Racismo é crime e pode dar pena de até quatro anos de prisão
Jornalista William Waack, flagrado dizendo frase racista, foi afastado da bancada do ‘Jornal da Globo’, mas ainda pode enfrentar um processo na Justiça
Flagrado dizendo a frase “É coisa de preto” ao se queixar de uma buzina que o incomodou dentro do estúdio, o jornalista William Waack se tornou alvo de críticas nas redes sociais e terminou afastado da bancada do Jornal da Globo, temporariamente ocupada, desde quarta-feira, por Renata Lo Prete. Mas Waack pode também enfrentar um processo na Justiça, de acordo com advogados ouvidos pela reportagem de VEJA. Racismo é crime e, a depender da interpretação do juiz, pode dar até quatro anos de prisão.
“O movimento negro hoje é bastante forte e organizado, poderia entrar com uma denúncia, junto ao Ministério Público, de dano moral baseado na questão racial”, diz a advogada Emiko Liz Ferreira, presidente da Comissão de Igualdade Racial da seção de Santa Catarina da Ordem dos Advogados do Brasil (OAB-SC).
O fato de Waack não se dirigir a uma pessoa específica, e sim ter dito uma frase genérica (“Coisa de preto”), poderia elevar a punição, segundo Emiko. “Ele não se dirigiu a ninguém. É mais grave. O crime de injúria racial é aquele dirigido a alguém, tem menor poder ofensivo e prevê penas alternativas: cesta básica, multa em geral de um salário mínimo, paga ao Conselho Penitenciário. Isso acaba não compensando a vítima de forma nenhuma”, diz Emiko.
“Já o crime de racismo é aquele que é voltado a todos de uma raça. Com base no Estatuto da Igualdade Racial, a pena é de prisão, em média de quatro anos”, continua a advogada. “Se o Ministério Público o denunciar, o William Waack pode ser julgado por uma vara criminal e ir para a prisão.”
A Globo também pode ser responsabilizada pelo crime, já que ele ocorreu dentro do ambiente de trabalho. “Enquanto empresa, a Globo tem o que a gente chama de responsabilidade objetiva. Ela é responsável por tudo o que os funcionários fazem. Como é uma injúria dirigida a toda uma categoria, a Globo poderia ter de indenizar, direcionando um valor para um fundo, qualquer entidade que vá beneficiar a comunidade atingida. Depois, ela poderia entrar com uma ação regressiva para que ele restituísse o valor pago.”

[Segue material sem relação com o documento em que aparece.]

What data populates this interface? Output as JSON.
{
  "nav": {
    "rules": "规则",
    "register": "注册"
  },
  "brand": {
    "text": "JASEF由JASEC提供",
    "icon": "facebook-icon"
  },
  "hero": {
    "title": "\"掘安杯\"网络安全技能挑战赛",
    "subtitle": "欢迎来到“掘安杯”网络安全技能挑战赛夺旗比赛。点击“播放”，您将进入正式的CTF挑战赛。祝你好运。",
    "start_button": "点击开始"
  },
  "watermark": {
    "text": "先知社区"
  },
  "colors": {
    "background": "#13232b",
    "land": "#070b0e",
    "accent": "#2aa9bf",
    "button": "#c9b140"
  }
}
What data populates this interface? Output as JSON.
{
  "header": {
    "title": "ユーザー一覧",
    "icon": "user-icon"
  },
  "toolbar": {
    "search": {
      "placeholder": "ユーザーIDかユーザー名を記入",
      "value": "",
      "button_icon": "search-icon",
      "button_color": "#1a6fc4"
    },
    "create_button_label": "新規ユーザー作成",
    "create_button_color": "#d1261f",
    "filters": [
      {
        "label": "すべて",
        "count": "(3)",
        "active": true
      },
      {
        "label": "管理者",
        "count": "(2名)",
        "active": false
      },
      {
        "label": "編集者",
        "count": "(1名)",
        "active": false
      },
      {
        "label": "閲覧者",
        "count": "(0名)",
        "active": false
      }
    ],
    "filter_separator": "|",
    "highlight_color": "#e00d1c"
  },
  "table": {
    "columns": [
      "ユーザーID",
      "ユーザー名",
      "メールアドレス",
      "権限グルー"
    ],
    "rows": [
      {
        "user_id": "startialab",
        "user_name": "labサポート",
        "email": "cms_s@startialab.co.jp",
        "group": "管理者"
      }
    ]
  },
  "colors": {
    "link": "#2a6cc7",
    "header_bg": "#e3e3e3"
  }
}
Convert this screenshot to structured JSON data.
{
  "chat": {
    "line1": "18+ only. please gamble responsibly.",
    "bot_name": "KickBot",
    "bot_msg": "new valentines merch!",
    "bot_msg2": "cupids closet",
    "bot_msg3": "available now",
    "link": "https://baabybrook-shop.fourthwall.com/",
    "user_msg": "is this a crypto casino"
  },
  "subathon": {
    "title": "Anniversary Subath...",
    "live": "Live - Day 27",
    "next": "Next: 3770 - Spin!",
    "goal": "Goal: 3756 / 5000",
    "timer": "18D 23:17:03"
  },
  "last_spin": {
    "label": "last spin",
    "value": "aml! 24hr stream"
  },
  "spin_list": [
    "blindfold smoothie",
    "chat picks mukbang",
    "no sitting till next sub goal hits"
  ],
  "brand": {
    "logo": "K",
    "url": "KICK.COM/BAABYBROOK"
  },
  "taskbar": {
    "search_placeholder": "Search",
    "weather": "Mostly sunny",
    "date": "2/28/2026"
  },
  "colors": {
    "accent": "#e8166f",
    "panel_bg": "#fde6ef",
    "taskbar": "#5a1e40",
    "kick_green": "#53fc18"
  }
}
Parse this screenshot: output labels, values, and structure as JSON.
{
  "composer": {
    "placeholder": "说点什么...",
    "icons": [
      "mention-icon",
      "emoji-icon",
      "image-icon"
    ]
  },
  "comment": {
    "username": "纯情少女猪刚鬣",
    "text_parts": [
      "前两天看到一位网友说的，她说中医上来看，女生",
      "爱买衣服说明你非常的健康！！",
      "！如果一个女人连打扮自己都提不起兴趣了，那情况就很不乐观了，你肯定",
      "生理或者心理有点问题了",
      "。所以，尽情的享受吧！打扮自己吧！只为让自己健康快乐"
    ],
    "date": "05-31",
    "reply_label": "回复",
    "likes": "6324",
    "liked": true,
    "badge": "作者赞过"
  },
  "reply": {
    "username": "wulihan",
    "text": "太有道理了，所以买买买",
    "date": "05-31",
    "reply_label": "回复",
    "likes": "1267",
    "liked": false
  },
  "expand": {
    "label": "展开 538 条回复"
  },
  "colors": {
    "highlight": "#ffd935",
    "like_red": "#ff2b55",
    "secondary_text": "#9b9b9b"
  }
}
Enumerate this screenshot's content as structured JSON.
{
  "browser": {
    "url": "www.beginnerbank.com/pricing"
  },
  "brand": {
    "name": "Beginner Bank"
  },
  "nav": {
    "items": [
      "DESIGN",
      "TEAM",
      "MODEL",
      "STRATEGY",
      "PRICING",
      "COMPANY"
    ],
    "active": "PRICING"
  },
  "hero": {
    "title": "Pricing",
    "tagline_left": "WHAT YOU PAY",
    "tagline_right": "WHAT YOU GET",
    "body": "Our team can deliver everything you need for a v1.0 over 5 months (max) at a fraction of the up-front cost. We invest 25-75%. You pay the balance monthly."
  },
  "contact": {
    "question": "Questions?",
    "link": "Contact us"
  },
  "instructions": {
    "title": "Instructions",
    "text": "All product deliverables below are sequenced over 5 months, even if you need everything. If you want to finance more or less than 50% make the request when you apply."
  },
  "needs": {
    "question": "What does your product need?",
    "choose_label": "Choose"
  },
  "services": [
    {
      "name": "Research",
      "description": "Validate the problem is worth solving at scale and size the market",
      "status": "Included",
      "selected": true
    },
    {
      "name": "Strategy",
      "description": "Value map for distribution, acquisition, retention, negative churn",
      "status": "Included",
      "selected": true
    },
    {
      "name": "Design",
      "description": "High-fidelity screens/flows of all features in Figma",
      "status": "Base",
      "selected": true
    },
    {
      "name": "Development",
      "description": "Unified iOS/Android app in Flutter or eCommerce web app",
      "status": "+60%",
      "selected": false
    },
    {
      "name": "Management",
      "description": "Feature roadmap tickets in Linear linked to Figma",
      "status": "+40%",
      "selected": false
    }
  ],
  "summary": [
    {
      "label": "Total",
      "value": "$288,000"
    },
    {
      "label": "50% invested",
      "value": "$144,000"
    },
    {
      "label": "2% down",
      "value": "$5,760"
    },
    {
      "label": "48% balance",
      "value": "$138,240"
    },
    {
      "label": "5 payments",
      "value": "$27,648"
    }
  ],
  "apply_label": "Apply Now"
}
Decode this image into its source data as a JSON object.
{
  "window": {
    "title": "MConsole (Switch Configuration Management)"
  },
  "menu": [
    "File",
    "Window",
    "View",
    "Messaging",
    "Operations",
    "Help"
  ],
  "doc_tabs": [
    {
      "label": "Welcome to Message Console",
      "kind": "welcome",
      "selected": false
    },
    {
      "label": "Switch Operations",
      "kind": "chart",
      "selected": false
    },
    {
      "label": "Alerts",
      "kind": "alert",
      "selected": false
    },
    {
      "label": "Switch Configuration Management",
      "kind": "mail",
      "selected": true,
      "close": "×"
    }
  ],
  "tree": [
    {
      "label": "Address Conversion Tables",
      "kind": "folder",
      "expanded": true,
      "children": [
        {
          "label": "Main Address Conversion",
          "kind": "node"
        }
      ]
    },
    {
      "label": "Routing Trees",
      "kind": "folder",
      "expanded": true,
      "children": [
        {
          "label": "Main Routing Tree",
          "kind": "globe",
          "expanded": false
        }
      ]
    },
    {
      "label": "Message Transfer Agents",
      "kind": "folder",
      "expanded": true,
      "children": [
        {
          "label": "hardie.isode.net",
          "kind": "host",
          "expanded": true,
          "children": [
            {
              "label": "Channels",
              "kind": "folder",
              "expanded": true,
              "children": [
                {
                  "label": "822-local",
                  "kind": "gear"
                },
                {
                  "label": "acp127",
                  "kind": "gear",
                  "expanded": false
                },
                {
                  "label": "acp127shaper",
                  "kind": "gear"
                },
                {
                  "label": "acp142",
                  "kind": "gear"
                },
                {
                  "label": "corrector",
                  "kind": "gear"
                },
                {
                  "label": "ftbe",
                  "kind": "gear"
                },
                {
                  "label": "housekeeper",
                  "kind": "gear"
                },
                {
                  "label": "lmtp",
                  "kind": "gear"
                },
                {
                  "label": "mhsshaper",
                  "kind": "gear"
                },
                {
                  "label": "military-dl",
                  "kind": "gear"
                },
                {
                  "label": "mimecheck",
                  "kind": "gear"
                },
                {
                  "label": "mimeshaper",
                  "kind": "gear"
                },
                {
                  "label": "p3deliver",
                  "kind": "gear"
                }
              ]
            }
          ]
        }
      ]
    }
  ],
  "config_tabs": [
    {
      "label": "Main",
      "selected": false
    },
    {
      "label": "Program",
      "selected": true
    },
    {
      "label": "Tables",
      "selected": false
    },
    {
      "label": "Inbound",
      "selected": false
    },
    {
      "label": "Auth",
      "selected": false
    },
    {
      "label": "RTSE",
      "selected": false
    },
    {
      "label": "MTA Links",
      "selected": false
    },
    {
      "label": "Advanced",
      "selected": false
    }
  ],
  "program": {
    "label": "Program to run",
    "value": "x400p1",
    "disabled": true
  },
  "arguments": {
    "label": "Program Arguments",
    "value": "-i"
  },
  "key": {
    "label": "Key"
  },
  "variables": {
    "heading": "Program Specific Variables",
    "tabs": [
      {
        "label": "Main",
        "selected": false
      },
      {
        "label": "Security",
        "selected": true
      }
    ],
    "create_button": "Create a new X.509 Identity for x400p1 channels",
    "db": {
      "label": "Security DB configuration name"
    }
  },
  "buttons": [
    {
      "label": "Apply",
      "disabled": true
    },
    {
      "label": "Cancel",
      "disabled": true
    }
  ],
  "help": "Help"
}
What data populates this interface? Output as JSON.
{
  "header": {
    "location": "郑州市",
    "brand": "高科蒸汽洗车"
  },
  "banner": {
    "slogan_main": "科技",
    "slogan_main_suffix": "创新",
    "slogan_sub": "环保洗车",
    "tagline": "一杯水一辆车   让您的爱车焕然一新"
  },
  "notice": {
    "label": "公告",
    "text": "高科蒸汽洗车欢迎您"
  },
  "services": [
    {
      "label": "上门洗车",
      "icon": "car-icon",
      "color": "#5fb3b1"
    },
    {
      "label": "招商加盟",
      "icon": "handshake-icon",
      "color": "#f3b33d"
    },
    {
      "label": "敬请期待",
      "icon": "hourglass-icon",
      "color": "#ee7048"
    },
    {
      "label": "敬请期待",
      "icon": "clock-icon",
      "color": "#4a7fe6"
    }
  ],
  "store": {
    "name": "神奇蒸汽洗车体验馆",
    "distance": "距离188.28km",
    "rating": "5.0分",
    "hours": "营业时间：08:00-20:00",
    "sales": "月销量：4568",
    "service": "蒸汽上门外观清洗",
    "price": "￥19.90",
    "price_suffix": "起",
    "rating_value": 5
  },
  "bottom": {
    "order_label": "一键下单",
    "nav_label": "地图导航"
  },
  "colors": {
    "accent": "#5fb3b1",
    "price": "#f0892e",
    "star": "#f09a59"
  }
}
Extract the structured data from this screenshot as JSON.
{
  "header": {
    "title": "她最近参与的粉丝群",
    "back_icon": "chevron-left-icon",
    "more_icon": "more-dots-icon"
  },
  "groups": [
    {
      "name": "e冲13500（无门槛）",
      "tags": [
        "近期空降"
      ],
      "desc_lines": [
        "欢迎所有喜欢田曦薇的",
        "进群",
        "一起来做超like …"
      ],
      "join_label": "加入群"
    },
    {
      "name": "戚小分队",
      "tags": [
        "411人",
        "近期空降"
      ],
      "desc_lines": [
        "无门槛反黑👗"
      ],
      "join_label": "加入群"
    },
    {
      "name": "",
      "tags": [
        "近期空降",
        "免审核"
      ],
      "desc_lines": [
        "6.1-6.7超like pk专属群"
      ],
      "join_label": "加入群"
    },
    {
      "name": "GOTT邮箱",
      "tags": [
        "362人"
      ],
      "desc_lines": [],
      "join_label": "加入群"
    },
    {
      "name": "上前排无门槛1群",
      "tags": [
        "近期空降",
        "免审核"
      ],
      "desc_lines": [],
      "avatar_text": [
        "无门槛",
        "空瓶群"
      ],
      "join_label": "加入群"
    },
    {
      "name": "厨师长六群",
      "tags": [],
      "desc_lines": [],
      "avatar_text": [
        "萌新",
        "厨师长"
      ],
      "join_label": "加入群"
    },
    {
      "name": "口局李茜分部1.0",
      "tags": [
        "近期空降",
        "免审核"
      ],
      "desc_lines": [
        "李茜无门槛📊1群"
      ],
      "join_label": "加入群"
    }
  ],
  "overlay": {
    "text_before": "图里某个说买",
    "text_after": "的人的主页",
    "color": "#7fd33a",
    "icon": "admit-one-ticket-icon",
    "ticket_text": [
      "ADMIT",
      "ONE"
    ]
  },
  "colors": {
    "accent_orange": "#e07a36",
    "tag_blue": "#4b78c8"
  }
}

A advogada Patrícia Peck Pinheiro, especializada em direito digital, corrobora Emiko. “A cena se deu dentro do ambiente de trabalho e durante o exercício da função, por isso pode ser enquadrada no artigo 932 do Código Civil, no qual o empregador também é responsável pela conduta de seu funcionário.”
Para Patrícia, esse seria um dos motivos que levaram a Globo a agir com rapidez no caso. Waack foi afastado do telejornal que ancorava sete horas após o vazamento do vídeo. Além disso, diante da repercussão negativa da cena nas redes sociais, a emissora pode ter procurado preservar a sua imagem.
“A demora para tomar uma atitude nesses casos pode levar o público a acreditar que a empresa concorda com o ato do funcionário e isso pode interferir até na relação com os patrocinadores”, explica. “Hoje em dia, com a força da internet e a rapidez com que as redes espalham uma notícia, o RH já deve trabalhar com prevenção, fazendo um trabalho de varredura para ver o problema chegando desde o início. Uma das formas mais comuns de fazer isso é estabelecer um código de conduta para os funcionários.”
Ronaldo Lemos, advogado especialista em direito digital e diretor do Instituto de Tecnologia e Sociedade do Rio de Janeiro, concorda que a internet força as empresas a responder rapidamente e à altura. “É uma tendência mundial, como vemos em casos como o do Harvey Weinstein e do Kevin Spacey”, lembra. “Você é responsável pelas decisões que toma e está em permanente diálogo com indivíduos que irão julgar suas ações.”
Para ele, as redes sociais exigirão cada vez mais transparência de todos. “Cada vez mais será difícil guardar segredos, tanto para pessoas famosas como para desconhecidos.”